A question I’m asked if not once, at least twice a week – on average. And again that’s average.
“How are you still single?”
“Why haven’t you found anyone?”
“What are you looking for?”
And I get it. I really do. I’m semi-successful, independent, confident, attractive, and mostly put together. I understand the confusion. The same way some people find it “appropriate” to ask married couples when they’ll have kids. Or asking dating couples when they’ll tie the knot. I get it. We all “get it.”
But just because we get it, doesn’t make it right.
I’ve been answering that question with a shrug and a light-hearted chuckle for about four years now. When I graduated college and moved to New York City – nobody asked me about my love life. But then when I moved back to Texas – and though my job + responsabilities continued to increase – surprisingly, so did the questions of my lack of a significant other.

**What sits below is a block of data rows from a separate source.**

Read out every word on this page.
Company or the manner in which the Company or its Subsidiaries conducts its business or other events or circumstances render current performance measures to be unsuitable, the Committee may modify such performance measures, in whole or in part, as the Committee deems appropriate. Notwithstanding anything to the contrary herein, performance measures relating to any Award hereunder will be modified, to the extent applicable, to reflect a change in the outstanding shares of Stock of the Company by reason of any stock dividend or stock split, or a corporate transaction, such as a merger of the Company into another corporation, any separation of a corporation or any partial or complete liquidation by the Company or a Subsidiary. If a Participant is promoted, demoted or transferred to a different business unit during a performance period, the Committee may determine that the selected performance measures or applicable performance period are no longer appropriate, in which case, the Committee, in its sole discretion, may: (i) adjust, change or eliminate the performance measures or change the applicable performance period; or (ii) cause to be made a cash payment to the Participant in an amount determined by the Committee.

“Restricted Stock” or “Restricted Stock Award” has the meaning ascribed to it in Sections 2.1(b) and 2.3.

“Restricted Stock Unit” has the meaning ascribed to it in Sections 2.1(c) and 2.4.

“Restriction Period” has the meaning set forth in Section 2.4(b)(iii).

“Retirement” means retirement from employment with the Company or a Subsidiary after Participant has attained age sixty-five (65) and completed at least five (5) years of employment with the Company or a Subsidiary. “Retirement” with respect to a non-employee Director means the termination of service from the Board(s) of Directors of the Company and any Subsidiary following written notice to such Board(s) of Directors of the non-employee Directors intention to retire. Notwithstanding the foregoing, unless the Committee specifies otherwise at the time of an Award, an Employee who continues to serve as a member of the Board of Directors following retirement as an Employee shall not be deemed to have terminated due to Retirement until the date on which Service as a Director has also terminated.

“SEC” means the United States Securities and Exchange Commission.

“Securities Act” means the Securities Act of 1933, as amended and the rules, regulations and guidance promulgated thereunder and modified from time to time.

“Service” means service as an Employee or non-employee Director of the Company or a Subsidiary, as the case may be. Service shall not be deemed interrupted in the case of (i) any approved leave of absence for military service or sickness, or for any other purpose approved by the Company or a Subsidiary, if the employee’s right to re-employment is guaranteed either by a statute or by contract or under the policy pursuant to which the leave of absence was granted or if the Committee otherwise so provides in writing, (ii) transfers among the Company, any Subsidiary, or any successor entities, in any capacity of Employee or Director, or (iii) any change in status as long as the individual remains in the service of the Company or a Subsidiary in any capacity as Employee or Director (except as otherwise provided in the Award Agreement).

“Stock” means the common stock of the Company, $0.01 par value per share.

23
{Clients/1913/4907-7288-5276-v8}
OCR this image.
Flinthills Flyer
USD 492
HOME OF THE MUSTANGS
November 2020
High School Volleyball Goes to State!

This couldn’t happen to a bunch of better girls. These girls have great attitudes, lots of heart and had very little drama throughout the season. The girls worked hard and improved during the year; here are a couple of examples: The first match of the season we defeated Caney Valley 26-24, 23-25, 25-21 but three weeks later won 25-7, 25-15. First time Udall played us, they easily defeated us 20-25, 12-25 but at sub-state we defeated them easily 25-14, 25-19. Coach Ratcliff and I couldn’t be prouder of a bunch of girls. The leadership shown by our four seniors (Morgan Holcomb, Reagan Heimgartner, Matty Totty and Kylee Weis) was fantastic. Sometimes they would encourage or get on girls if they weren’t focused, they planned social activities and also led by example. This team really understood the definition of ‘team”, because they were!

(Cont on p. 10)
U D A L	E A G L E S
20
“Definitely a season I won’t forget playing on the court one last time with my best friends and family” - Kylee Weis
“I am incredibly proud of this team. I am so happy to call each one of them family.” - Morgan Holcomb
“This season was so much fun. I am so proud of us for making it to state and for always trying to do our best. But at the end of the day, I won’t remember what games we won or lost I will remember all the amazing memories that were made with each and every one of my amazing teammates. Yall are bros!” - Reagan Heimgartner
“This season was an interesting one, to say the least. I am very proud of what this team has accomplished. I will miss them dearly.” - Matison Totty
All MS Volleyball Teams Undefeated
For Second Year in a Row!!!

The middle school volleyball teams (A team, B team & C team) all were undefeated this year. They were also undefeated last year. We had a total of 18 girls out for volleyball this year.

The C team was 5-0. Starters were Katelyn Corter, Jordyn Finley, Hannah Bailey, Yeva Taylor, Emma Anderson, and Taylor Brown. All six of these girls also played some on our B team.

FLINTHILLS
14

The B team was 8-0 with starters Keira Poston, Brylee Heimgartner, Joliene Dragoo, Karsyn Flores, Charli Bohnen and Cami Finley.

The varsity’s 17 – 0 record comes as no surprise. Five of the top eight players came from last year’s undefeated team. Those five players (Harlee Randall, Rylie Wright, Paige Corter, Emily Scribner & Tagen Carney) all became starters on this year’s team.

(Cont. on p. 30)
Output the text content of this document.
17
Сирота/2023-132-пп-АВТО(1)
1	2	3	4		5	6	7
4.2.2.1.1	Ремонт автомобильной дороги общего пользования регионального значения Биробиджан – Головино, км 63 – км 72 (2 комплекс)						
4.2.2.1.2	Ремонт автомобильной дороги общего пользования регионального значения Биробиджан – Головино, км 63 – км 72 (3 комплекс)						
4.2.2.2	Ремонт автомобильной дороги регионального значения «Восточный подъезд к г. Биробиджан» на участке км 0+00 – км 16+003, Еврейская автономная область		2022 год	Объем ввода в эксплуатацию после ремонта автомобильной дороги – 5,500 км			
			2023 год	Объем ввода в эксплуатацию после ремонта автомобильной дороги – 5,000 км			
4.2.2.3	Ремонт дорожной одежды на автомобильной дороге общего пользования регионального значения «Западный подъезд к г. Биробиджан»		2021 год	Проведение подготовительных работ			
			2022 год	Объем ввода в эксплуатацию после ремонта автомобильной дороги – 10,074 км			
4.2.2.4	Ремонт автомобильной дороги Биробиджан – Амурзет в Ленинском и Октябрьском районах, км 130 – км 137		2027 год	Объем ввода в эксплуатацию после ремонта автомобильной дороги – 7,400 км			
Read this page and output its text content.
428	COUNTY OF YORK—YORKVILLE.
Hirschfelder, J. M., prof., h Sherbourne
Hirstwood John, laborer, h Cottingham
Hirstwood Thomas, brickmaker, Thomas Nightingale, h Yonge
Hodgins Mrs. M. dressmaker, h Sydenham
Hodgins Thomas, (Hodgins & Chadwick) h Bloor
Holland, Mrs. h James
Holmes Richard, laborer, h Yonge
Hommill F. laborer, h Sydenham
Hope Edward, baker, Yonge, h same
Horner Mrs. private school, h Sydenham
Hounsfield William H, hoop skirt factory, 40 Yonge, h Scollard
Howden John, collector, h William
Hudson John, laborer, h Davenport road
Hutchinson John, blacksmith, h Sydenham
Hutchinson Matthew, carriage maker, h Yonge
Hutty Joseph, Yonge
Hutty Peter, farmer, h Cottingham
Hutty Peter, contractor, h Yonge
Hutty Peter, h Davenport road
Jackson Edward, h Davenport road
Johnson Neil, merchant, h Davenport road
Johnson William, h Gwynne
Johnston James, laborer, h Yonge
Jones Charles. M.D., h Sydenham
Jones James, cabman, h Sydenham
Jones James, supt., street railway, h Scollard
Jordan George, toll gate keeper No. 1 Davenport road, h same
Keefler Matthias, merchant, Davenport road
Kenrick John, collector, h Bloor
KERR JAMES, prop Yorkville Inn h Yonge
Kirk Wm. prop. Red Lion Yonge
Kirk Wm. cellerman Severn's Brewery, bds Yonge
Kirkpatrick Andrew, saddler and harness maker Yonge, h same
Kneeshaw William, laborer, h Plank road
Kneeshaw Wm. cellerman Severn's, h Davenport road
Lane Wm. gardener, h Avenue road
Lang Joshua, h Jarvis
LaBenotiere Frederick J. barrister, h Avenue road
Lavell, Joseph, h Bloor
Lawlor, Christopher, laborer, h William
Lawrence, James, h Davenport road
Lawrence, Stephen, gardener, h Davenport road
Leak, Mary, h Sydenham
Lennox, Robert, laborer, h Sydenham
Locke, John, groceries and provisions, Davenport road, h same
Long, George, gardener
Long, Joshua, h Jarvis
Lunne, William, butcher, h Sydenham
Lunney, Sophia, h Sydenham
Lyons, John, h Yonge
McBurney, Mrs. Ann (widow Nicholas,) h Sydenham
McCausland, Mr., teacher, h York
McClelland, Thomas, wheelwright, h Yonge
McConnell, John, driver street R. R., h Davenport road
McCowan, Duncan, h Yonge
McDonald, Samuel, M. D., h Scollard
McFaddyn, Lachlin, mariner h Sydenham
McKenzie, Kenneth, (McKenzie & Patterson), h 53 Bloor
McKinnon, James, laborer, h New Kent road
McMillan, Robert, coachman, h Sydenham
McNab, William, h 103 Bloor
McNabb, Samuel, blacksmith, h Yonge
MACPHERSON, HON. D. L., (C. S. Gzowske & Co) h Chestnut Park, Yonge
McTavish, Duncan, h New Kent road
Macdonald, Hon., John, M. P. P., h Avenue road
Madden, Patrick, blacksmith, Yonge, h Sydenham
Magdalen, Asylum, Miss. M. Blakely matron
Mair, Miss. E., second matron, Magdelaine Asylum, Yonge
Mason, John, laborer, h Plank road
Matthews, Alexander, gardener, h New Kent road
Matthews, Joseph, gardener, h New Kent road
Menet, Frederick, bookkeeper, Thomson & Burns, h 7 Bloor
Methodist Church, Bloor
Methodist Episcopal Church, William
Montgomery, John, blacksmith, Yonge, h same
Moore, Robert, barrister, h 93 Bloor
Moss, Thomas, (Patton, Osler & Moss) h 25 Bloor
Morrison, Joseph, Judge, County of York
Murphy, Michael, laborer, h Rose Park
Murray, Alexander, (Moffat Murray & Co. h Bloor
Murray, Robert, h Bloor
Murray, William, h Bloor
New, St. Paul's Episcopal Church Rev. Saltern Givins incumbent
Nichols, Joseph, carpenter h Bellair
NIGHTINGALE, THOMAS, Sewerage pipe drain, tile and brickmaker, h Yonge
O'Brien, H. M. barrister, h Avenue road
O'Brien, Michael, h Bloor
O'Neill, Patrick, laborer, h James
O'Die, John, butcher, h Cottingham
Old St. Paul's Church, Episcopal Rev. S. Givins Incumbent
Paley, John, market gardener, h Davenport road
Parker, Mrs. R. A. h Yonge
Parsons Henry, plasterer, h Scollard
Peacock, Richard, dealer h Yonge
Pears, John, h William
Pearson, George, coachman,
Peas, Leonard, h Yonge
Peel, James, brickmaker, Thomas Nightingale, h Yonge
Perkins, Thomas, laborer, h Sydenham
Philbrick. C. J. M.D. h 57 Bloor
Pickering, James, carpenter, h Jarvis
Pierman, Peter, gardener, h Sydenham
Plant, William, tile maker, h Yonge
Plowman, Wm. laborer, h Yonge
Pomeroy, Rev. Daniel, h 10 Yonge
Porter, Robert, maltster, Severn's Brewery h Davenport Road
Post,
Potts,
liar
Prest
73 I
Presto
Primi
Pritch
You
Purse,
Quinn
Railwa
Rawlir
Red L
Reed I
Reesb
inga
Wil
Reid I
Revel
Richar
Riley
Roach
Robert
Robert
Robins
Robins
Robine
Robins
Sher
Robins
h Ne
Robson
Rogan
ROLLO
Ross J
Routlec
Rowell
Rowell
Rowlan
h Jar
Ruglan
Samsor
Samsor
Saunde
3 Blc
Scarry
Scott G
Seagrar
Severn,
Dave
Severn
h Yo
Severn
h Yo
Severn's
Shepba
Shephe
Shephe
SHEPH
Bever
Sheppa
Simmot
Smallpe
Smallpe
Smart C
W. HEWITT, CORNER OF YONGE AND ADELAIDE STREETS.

And again, I get it. I’m “supposed” to have someone to go home to every night. I’m “supposed” to be focusing more on my family than a job or career right now. Boy do I get it. But guess what, that’s not me.
Nor will it ever be.
To answer the question, I’m single first and foremost because God wants me to be. And no – that isn’t some oversaved bull**** – it’s the facts. If I was supposed to be dating or married by now – I would be. But the fact that I’m not, is by God’s grace alone. And to those astounded at this notion – let me fill you in on a secret that I feel could change the way my generation and the way the one before me and the one behind me operate…
My identity will never be defined by the presence nor absence of a man.
Am I a feminist? No. Not in 21st Century world – no. However, am I thankful for my ‘singleness’ – yes, so freakin much. Do you see, this is the time when I get to find out who I am, what I love, what makes me upset, why things irritate me, gives me time to heal and also the time when I realize where I want to go and who I want to be.
So, why am I single? It’s really quite simple – 1) because I choose to be 2) because I’m not settling.
Though I desire marriage, I’m not waiting for it. We have no idea when our life on this side of Heaven will end – therefore, I don’t want to waste a single second waiting on what could be or will be.
And with that, I pray you don’t either. And please, for the love of all that is good and holy – please stop asking me and all your other friends these questions, too. Again, we get it – but the light-hearted chuckle won’t last for long.